Teherán está tomando medidas drásticas para frenar la inmigración ilegal procedente de Afganistán y prevenir la infiltración de terroristas del Estado Islámico (EI). El gobierno iraní ha destinado el equivalente a unos tres mil millones de euros para la construcción de un muro de hormigón en su frontera con Afganistán.
El muro, que tendrá 74 kilómetros de largo, cuatro metros de alto y estará equipado con alambre de púas, se construirá en el noreste de Irán, una zona conocida por ser un punto de cruce frecuente de la frontera con Afganistán.
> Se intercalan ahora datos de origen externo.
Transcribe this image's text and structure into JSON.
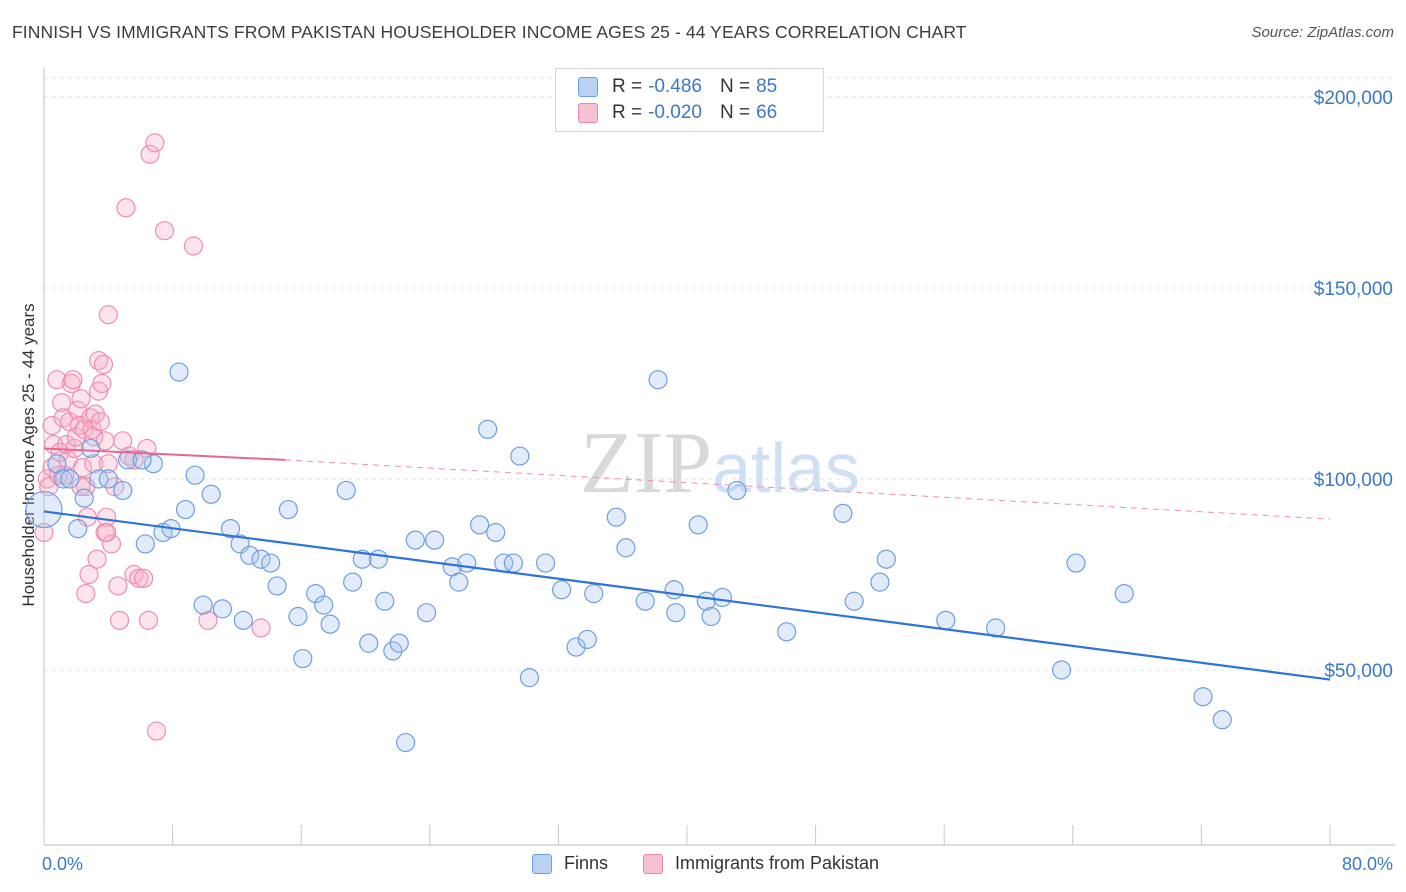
{
  "title": "FINNISH VS IMMIGRANTS FROM PAKISTAN HOUSEHOLDER INCOME AGES 25 - 44 YEARS CORRELATION CHART",
  "source": "Source: ZipAtlas.com",
  "watermark": {
    "zip": "ZIP",
    "atlas": "atlas"
  },
  "legend": {
    "finns": {
      "r_label": "R =",
      "r_value": "-0.486",
      "n_label": "N =",
      "n_value": "85",
      "color": "#6fa0e6",
      "fill": "#b9d2f4"
    },
    "pakistan": {
      "r_label": "R =",
      "r_value": "-0.020",
      "n_label": "N =",
      "n_value": "66",
      "color": "#ef86a8",
      "fill": "#f8c1d3"
    }
  },
  "bottom_legend": {
    "finns": "Finns",
    "pakistan": "Immigrants from Pakistan"
  },
  "chart_data": {
    "type": "scatter",
    "title": "FINNISH VS IMMIGRANTS FROM PAKISTAN HOUSEHOLDER INCOME AGES 25 - 44 YEARS CORRELATION CHART",
    "xlabel": "",
    "ylabel": "Householder Income Ages 25 - 44 years",
    "xlim": [
      0,
      80
    ],
    "ylim": [
      5000,
      205000
    ],
    "x_tick_labels": [
      "0.0%",
      "80.0%"
    ],
    "y_ticks": [
      50000,
      100000,
      150000,
      200000
    ],
    "y_tick_labels": [
      "$50,000",
      "$100,000",
      "$150,000",
      "$200,000"
    ],
    "grid": true,
    "legend_position": "top-center",
    "series": [
      {
        "name": "Finns",
        "color": "#3b7dd8",
        "r": -0.486,
        "n": 85,
        "trend": {
          "x": [
            0,
            80
          ],
          "y": [
            91500,
            47500
          ],
          "dashed": false
        },
        "points": [
          [
            0.0,
            92000
          ],
          [
            0.8,
            104000
          ],
          [
            1.2,
            100000
          ],
          [
            1.6,
            100000
          ],
          [
            2.1,
            87000
          ],
          [
            2.5,
            95000
          ],
          [
            3.4,
            100000
          ],
          [
            4.0,
            100000
          ],
          [
            4.9,
            97000
          ],
          [
            5.2,
            105000
          ],
          [
            6.3,
            83000
          ],
          [
            6.8,
            104000
          ],
          [
            7.4,
            86000
          ],
          [
            7.9,
            87000
          ],
          [
            8.4,
            128000
          ],
          [
            8.8,
            92000
          ],
          [
            9.4,
            101000
          ],
          [
            9.9,
            67000
          ],
          [
            10.4,
            96000
          ],
          [
            11.1,
            66000
          ],
          [
            11.6,
            87000
          ],
          [
            12.2,
            83000
          ],
          [
            12.4,
            63000
          ],
          [
            12.8,
            80000
          ],
          [
            13.5,
            79000
          ],
          [
            14.1,
            78000
          ],
          [
            14.5,
            72000
          ],
          [
            15.2,
            92000
          ],
          [
            15.8,
            64000
          ],
          [
            16.1,
            53000
          ],
          [
            16.9,
            70000
          ],
          [
            17.4,
            67000
          ],
          [
            17.8,
            62000
          ],
          [
            18.8,
            97000
          ],
          [
            19.2,
            73000
          ],
          [
            19.8,
            79000
          ],
          [
            20.2,
            57000
          ],
          [
            20.8,
            79000
          ],
          [
            21.2,
            68000
          ],
          [
            21.7,
            55000
          ],
          [
            22.1,
            57000
          ],
          [
            22.5,
            31000
          ],
          [
            23.1,
            84000
          ],
          [
            23.8,
            65000
          ],
          [
            24.3,
            84000
          ],
          [
            25.4,
            77000
          ],
          [
            25.8,
            73000
          ],
          [
            26.3,
            78000
          ],
          [
            27.1,
            88000
          ],
          [
            27.6,
            113000
          ],
          [
            28.1,
            86000
          ],
          [
            28.6,
            78000
          ],
          [
            29.2,
            78000
          ],
          [
            29.6,
            106000
          ],
          [
            30.2,
            48000
          ],
          [
            31.2,
            78000
          ],
          [
            32.2,
            71000
          ],
          [
            33.1,
            56000
          ],
          [
            33.8,
            58000
          ],
          [
            34.2,
            70000
          ],
          [
            35.6,
            90000
          ],
          [
            36.2,
            82000
          ],
          [
            38.2,
            126000
          ],
          [
            39.2,
            71000
          ],
          [
            39.3,
            65000
          ],
          [
            37.4,
            68000
          ],
          [
            40.7,
            88000
          ],
          [
            41.2,
            68000
          ],
          [
            42.2,
            69000
          ],
          [
            43.1,
            97000
          ],
          [
            46.2,
            60000
          ],
          [
            49.7,
            91000
          ],
          [
            50.4,
            68000
          ],
          [
            52.0,
            73000
          ],
          [
            52.4,
            79000
          ],
          [
            56.1,
            63000
          ],
          [
            59.2,
            61000
          ],
          [
            63.3,
            50000
          ],
          [
            64.2,
            78000
          ],
          [
            67.2,
            70000
          ],
          [
            72.1,
            43000
          ],
          [
            73.3,
            37000
          ],
          [
            6.1,
            105000
          ],
          [
            2.9,
            108000
          ],
          [
            41.5,
            64000
          ]
        ]
      },
      {
        "name": "Immigrants from Pakistan",
        "color": "#ec7ea2",
        "r": -0.02,
        "n": 66,
        "trend": {
          "x": [
            0,
            15
          ],
          "y": [
            108000,
            105000
          ],
          "dashed": false,
          "extension": {
            "x": [
              15,
              80
            ],
            "y": [
              105000,
              89500
            ],
            "dashed": true
          }
        },
        "points": [
          [
            0.0,
            86000
          ],
          [
            0.2,
            100000
          ],
          [
            0.3,
            98000
          ],
          [
            0.5,
            103000
          ],
          [
            0.5,
            114000
          ],
          [
            0.6,
            109000
          ],
          [
            0.8,
            126000
          ],
          [
            0.9,
            101000
          ],
          [
            1.0,
            107000
          ],
          [
            1.1,
            120000
          ],
          [
            1.2,
            116000
          ],
          [
            1.4,
            109000
          ],
          [
            1.5,
            105000
          ],
          [
            1.6,
            115000
          ],
          [
            1.7,
            125000
          ],
          [
            1.8,
            126000
          ],
          [
            1.9,
            108000
          ],
          [
            2.0,
            111000
          ],
          [
            2.1,
            118000
          ],
          [
            2.2,
            114000
          ],
          [
            2.3,
            121000
          ],
          [
            2.4,
            103000
          ],
          [
            2.5,
            113000
          ],
          [
            2.6,
            70000
          ],
          [
            2.6,
            98000
          ],
          [
            2.7,
            90000
          ],
          [
            2.8,
            75000
          ],
          [
            2.9,
            116000
          ],
          [
            3.0,
            113000
          ],
          [
            3.1,
            104000
          ],
          [
            3.1,
            111000
          ],
          [
            3.2,
            117000
          ],
          [
            3.3,
            79000
          ],
          [
            3.4,
            131000
          ],
          [
            3.4,
            123000
          ],
          [
            3.5,
            115000
          ],
          [
            3.6,
            125000
          ],
          [
            3.7,
            130000
          ],
          [
            3.8,
            86000
          ],
          [
            3.8,
            110000
          ],
          [
            3.9,
            90000
          ],
          [
            4.0,
            143000
          ],
          [
            4.0,
            104000
          ],
          [
            4.2,
            83000
          ],
          [
            4.4,
            98000
          ],
          [
            4.6,
            72000
          ],
          [
            4.7,
            63000
          ],
          [
            4.9,
            110000
          ],
          [
            5.1,
            171000
          ],
          [
            5.3,
            106000
          ],
          [
            5.6,
            75000
          ],
          [
            5.9,
            74000
          ],
          [
            6.2,
            74000
          ],
          [
            6.4,
            108000
          ],
          [
            6.6,
            185000
          ],
          [
            6.9,
            188000
          ],
          [
            7.5,
            165000
          ],
          [
            9.3,
            161000
          ],
          [
            10.2,
            63000
          ],
          [
            5.6,
            105000
          ],
          [
            6.5,
            63000
          ],
          [
            7.0,
            34000
          ],
          [
            13.5,
            61000
          ],
          [
            2.3,
            98000
          ],
          [
            1.3,
            101000
          ],
          [
            3.9,
            86000
          ]
        ]
      }
    ]
  }
}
La construcción de este muro se produce en un momento de creciente inseguridad en la frontera con Afganistán, tras la llegada al poder de los talibanes y el aumento de los ataques del EI.
La Agencia de las Naciones Unidas para los Refugiados (ACNUR) estima que casi 4,5 millones de afganos ya viven en Irán, muchos de los cuales han huido de la guerra civil, la pobreza y ahora de los talibanes en Afganistán. Sin embargo, este muro ha generado controversia, especialmente entre los agricultores iraníes que trabajan en tierras de cultivo ubicadas entre el muro y la frontera, y que han sido objeto de ataques por parte de los talibanes.

A pesar de las críticas, el gobierno iraní sostiene que el muro es necesario para la seguridad nacional y para combatir el contrabando de gasolina de Irán a Afganistán y de drogas de Afganistán a Irán. Sin embargo, algunos diputados de la región piden que se derribe el muro, argumentando que no es ni un muro fronterizo ni un muro de seguridad, y que solo complica la vida de los agricultores iraníes.